The people of the MotoGP paddock were extremely enthusiastic about their return to Indonesia. The series had long-wanted to return to a country that is at the heart of the MotoGP fanbase in Southeast Asia.
Once at Mandalika, the teams and riders loved the setting and the scenery, and were very positive about the layout of the track. It was fast, and it was fun. They were less happy about the surface of the track.
It was filthy on arrival, with mud and dust all over the track, and the riders were forced to make laps on the first day of the test to clean it up, creating a single racing line. Once clean, the track had plenty of grip.
However, that exposed a different problem. The surface was wearing very rapidly, especially in high acceleration and braking areas like the first and last corner.
The aggregate was breaking up, pulling stones and stone chips out of the surface, and throwing them up into the faces and bodies of following riders.
Pecco Bagnaia showed off a large welt on his arm, where he had been struck by a loose stone, Alex Marquez showed us a similar mark in his throat during his zoom debrief, and many riders, among them Fabio Quartararo, complained of having stones thrown up into their necks, especially.
The problem, according to specialists involved in track design, is the aggregate used in construction contained stones that are too soft.
These stones were already crushed in the process of laying the surface, and the forces generated by MotoGP bikes were pulling these stones out of the surface and throwing them up into the path of the riders behind.
The issue wasn’t unique to MotoGP. Now retired Ducati WorldSBK rider Chaz Davies noted on Twitter that they had suffered similar problems when the production series visited the track back in November last year.
In the Safety Commission held at Mandalika, the riders demanded action.
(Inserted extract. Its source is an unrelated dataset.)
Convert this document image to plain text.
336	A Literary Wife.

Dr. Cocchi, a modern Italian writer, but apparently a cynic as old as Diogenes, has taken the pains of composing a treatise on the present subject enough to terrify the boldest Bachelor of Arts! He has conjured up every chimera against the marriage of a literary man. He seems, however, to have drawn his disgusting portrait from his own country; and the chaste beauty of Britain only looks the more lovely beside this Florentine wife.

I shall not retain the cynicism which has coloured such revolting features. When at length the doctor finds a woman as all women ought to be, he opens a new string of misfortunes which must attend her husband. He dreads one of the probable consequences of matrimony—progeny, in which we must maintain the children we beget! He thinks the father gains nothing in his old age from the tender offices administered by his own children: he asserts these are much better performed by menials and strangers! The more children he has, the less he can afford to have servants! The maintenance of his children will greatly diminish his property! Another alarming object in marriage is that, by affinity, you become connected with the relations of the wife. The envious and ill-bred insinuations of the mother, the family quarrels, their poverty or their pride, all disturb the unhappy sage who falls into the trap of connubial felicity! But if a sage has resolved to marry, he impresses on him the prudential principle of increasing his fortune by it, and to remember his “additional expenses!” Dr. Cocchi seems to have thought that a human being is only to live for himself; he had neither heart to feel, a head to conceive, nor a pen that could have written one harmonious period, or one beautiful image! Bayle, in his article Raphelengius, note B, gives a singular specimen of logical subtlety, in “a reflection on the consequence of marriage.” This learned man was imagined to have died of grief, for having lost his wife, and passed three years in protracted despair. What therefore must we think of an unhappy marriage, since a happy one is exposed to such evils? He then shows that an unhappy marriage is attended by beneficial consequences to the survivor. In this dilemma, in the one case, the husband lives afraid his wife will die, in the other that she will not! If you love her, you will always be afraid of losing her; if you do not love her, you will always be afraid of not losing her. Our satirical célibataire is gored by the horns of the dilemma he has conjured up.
Initially, they had asked for the race to be moved to July, giving the track enough time to be resurfaced, but that request was rejected.
However, conditions were so severe, that something had to be done.
Today, the FIM announced that the Indonesia Tourism Development Corporation, which is running the Mandalika project, have agreed to resurface part of the track from Turn 17 (the final corner) through to Turn 5.
This is the area where the problems with stones were the worst. The resurfacing work is to be carried out before the Indonesian MotoGP due to be held on March 20th.
In addition, the ITDC will oversee preparation of the entire surface, ensuring it is clean and in good enough shape to host a grand prix.
Four weeks is very short notice to resurface a track. A significant amount of effort will be needed to make it happen, but there is a lot of construction still happening at the site, as building on infrastructure in the region continues.
That is also leading to disputes with local landowners, as farmers are being bought out of their properties, but the Indonesian system of ‘Konsinyasi’ means that disputes over purchase amounts leave them without land and without the money they are owed for significant periods of time.
For farmers living close to subsistence levels, this has made life very difficult, with cases being highlighted in Indonesian media.
The lack of infrastructure is a problem in other ways too. Accommodations in the area are very limited, and the roads in the surrounding area are also still under construction.
MotoGP needs to go to Indonesia, because of the outsized importance of the market for the sport. But, there is still a lot of work to do before the area around the track can cope with the massive influx of people, including fans and team staff, that hosting a race involves.